The noun phrase is (pro)noun initial followed by modifiers and demonstratives or possessor pronouns. Pronouns may not be modified by another pronoun. There are three allomorphic classes of pronouns (stressed unstressed, and bound).

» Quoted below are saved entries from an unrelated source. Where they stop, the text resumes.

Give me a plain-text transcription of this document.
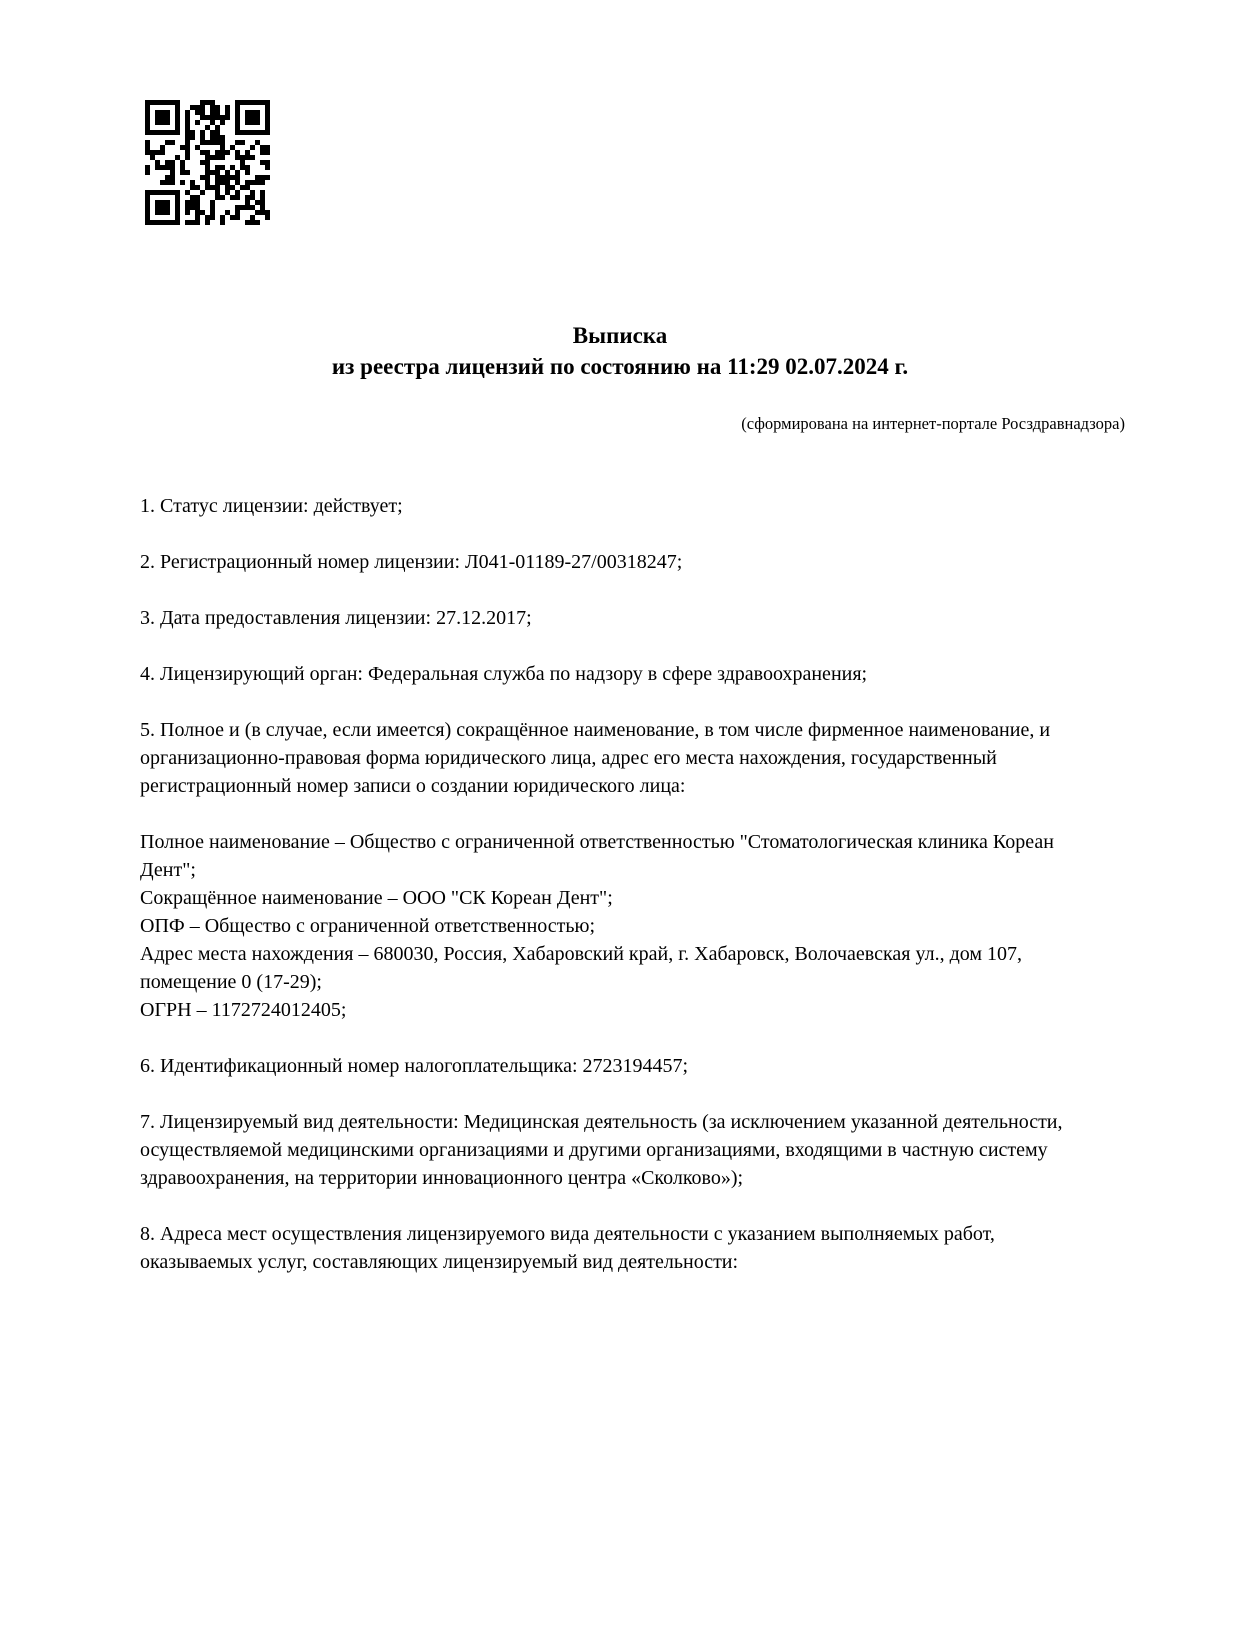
Выписка
из реестра лицензий по состоянию на 11:29 02.07.2024 г.
(сформирована на интернет-портале Росздравнадзора)

1. Статус лицензии: действует;

2. Регистрационный номер лицензии: Л041-01189-27/00318247;

3. Дата предоставления лицензии: 27.12.2017;

4. Лицензирующий орган: Федеральная служба по надзору в сфере здравоохранения;

5. Полное и (в случае, если имеется) сокращённое наименование, в том числе фирменное наименование, и организационно-правовая форма юридического лица, адрес его места нахождения, государственный регистрационный номер записи о создании юридического лица:

Полное наименование – Общество с ограниченной ответственностью "Стоматологическая клиника Кореан Дент";
Сокращённое наименование – ООО "СК Кореан Дент";
ОПФ – Общество с ограниченной ответственностью;
Адрес места нахождения – 680030, Россия, Хабаровский край, г. Хабаровск, Волочаевская ул., дом 107, помещение 0 (17-29);
ОГРН – 1172724012405;

6. Идентификационный номер налогоплательщика: 2723194457;

7. Лицензируемый вид деятельности: Медицинская деятельность (за исключением указанной деятельности, осуществляемой медицинскими организациями и другими организациями, входящими в частную систему здравоохранения, на территории инновационного центра «Сколково»);

8. Адреса мест осуществления лицензируемого вида деятельности с указанием выполняемых работ, оказываемых услуг, составляющих лицензируемый вид деятельности:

Stressed third person pronouns must occur with a demonstrative (and hence only occur as unstressed or as bound morphemes on the demonstrative (e.g. na-doh 'he-here' or ʔun-tu:y 'they-elsewhere.'

Stressed Pronouns
| Person | Singular | Dual |  | Plural |  |
|---|---|---|---|---|---|
|  |  | Inclusive | Exclusive | Inclusive | Exclusive |
| 1 | ye:ʔ | ʔa:r | ya:r | ʔɛ:ʔ | kanɛ:ʔ |
| 2 | ha:ʔ | kəʔan |  | ɲɔb |  |

Unstressed Pronouns
| Person | Singular | Dual |  | Plural |  |
|---|---|---|---|---|---|
|  |  | Inclusive | Exclusive | Inclusive | Exclusive |
| 1 | yeh | ʔah | yah | ʔɛh | kanɛh |
| 2 | hah | kəʔan |  | ɲɔb |  |
| 3 | ʔəh | weh wɛh |  | ʔun ʔən |  |

Bound Pronouns
| Person | Singular | Dual |  | Plural |  |
|---|---|---|---|---|---|
|  |  | Inclusive | Exclusive | Inclusive | Exclusive |
| 1 | ʔi- | ʔa- | ya- | ʔɛ- | kanɛ- ki- kɛ- |
| 2 | ha- | kəʔa- |  | ɲɔ(b)- |  |
| 3 | na- ʔə- | we- wɛ- |  | ʔun- |  |

=== Verb Phrase ===
The verb phrase is ordered as sentential negation, auxiliary verb and main verb. The verb phrase precedes the subject.